Stephen S. Rich
Graduate School: Purdue University
Primary Appointment: Professor, Public Health Sciences
Genetic basis of common human disease, including type 1 diabetes, diabetic complications, ischemic stroke, atherosclerosis
Email Address: firstname.lastname@example.org
Dr. Rich’s research is centered on understanding the genetic epidemiology of complex human disease, including the genes contributing to type 1 diabetes and its complications, atherosclerosis, stroke and their intermediate phenotypes (risk factors). These studies range from interrogating the effects of subclinical markers of disease risk, to gene mapping, gene discovery, and understanding the functional significance of the disease-associated variants. A long-term focus of research is the genetic basis of type 1 diabetes, with establishment of the Type 1 Diabetes Genetics Consortium (T1DGC), in which over 40 loci have been mapped and T1D “causal genes” have been identified. Examination of variants and functional significance is a key step in designing targeted interventions. In the realm of atherosclerosis and risk factors, the primary study population is the Multi-Ethnic Study of Atherosclerosis (MESA), a collection of ~6,800 adults (aged 45+) without evidence of clinical disease. These participants (Caucasian, African-American, Hispanic-American, Chinese-American) have extensive imaging, biomarker and clinical longitudinal data, as well as DNA for genetic studies.
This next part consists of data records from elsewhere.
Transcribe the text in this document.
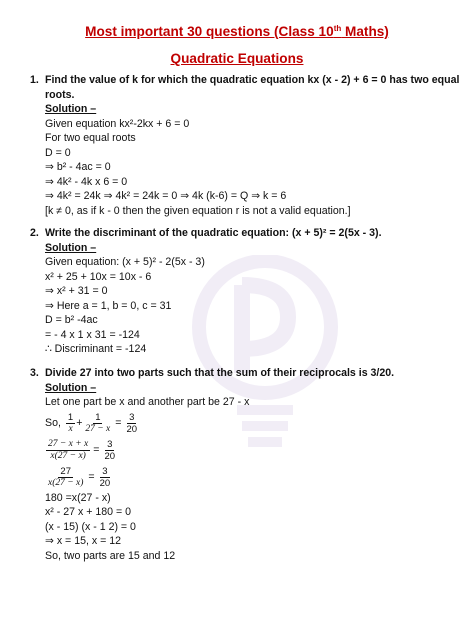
Most important 30 questions (Class 10th Maths)
Quadratic Equations
1. Find the value of k for which the quadratic equation kx (x - 2) + 6 = 0 has two equal roots.
Solution –
Given equation kx²-2kx + 6 = 0
For two equal roots
D = 0
⇒ b² - 4ac = 0
⇒ 4k² - 4k x 6 = 0
⇒ 4k² = 24k ⇒ 4k² = 24k = 0 ⇒ 4k (k-6) = Q ⇒ k = 6
[k ≠ 0, as if k - 0 then the given equation r is not a valid equation.]
2. Write the discriminant of the quadratic equation: (x + 5)² = 2(5x - 3).
Solution –
Given equation: (x + 5)² - 2(5x - 3)
x² + 25 + 10x = 10x - 6
⇒ x² + 31 = 0
⇒ Here a = 1, b = 0, c = 31
D = b² -4ac
= - 4 x 1 x 31 = -124
∴ Discriminant = -124
3. Divide 27 into two parts such that the sum of their reciprocals is 3/20.
Solution –
Let one part be x and another part be 27 - x
So, $\frac{1}{x} + \frac{1}{27 - x} = \frac{3}{20}$
$\frac{27 - x + x}{x(27 - x)} = \frac{3}{20}$
$\frac{27}{x(27 - x)} = \frac{3}{20}$
180 =x(27 - x)
x² - 27 x + 180 = 0
(x - 15) (x - 1 2) = 0
⇒ x = 15, x = 12
So, two parts are 15 and 12
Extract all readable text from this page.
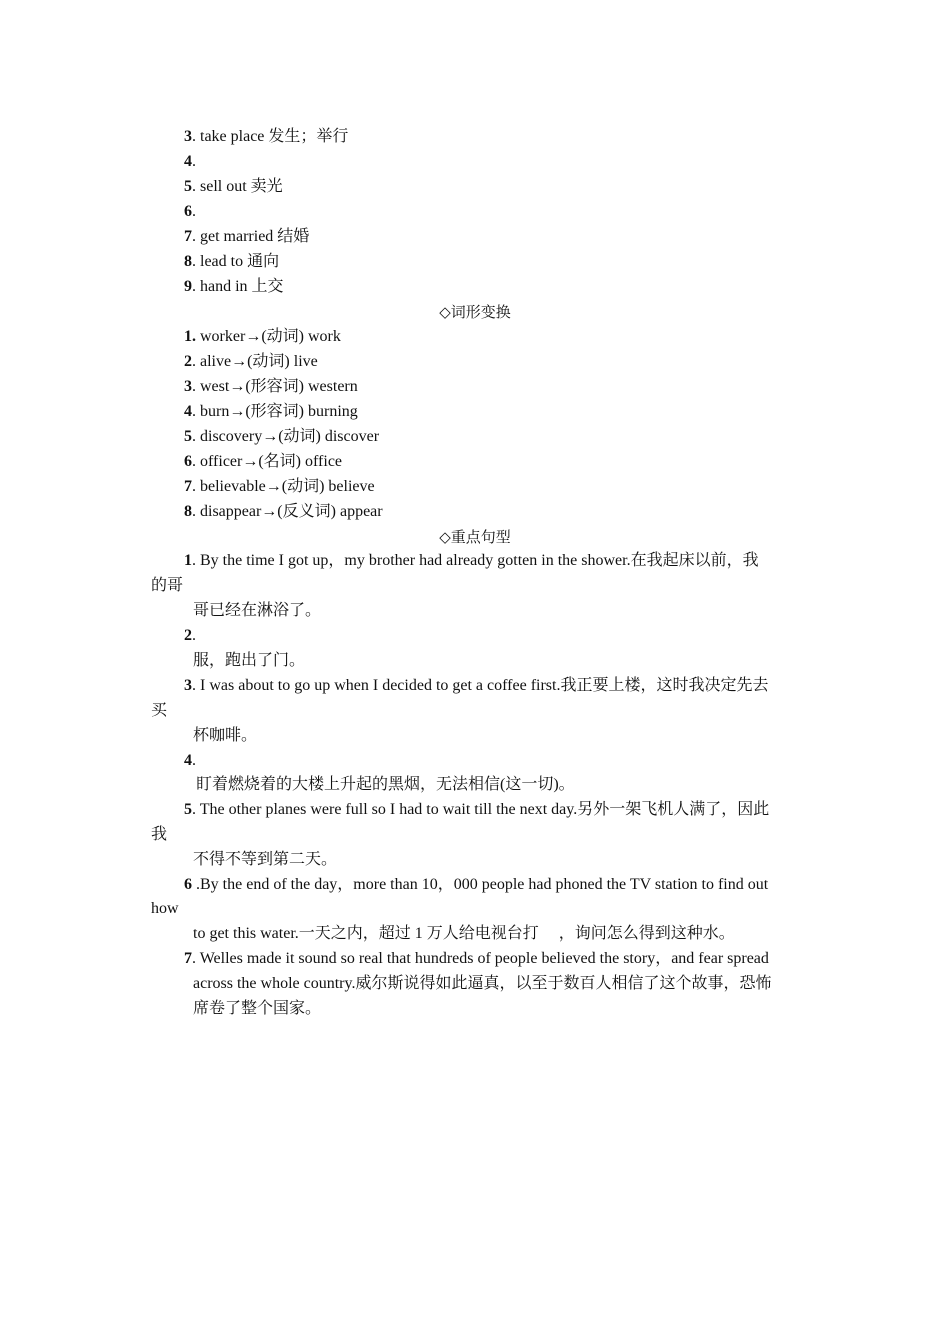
3. take place 发生；举行
4.
5. sell out 卖光
6.
7. get married 结婚
8. lead to 通向
9. hand in 上交
◇词形变换
1. worker→(动词) work
2. alive→(动词) live
3. west→(形容词) western
4. burn→(形容词) burning
5. discovery→(动词) discover
6. officer→(名词) office
7. believable→(动词) believe
8. disappear→(反义词) appear
◇重点句型
1. By the time I got up，my brother had already gotten in the shower.在我起床以前，我
的哥
哥已经在淋浴了。
2.
服，跑出了门。
3. I was about to go up when I decided to get a coffee first.我正要上楼，这时我决定先去
买
杯咖啡。
4.
盯着燃烧着的大楼上升起的黑烟，无法相信(这一切)。
5. The other planes were full so I had to wait till the next day.另外一架飞机人满了，因此
我
不得不等到第二天。
6 .By the end of the day，more than 10，000 people had phoned the TV station to find out
how
to get this water.一天之内，超过 1 万人给电视台打　 ，询问怎么得到这种水。
7. Welles made it sound so real that hundreds of people believed the story，and fear spread
across the whole country.威尔斯说得如此逼真，以至于数百人相信了这个故事，恐怖
席卷了整个国家。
MESA has been the subject of genome-wide association and linkage scans, evaluation by the MetaboChip (a custom high-density genotyping array), and contributed samples to the NHLBI Exome Sequencing Project (ESP). All MESA participants have been genotyped by the ExomeChip in order to assess the role of rare variants in atherosclerosis risk. A primary goal of these research efforts is to identify novel genes and pathways that can serve as predictors of risk, identify those at highest risk of disease and, therefore, amenable to intervention, and to develop models of disease through manipulation of these genes and thus identify potential therapeutic targets.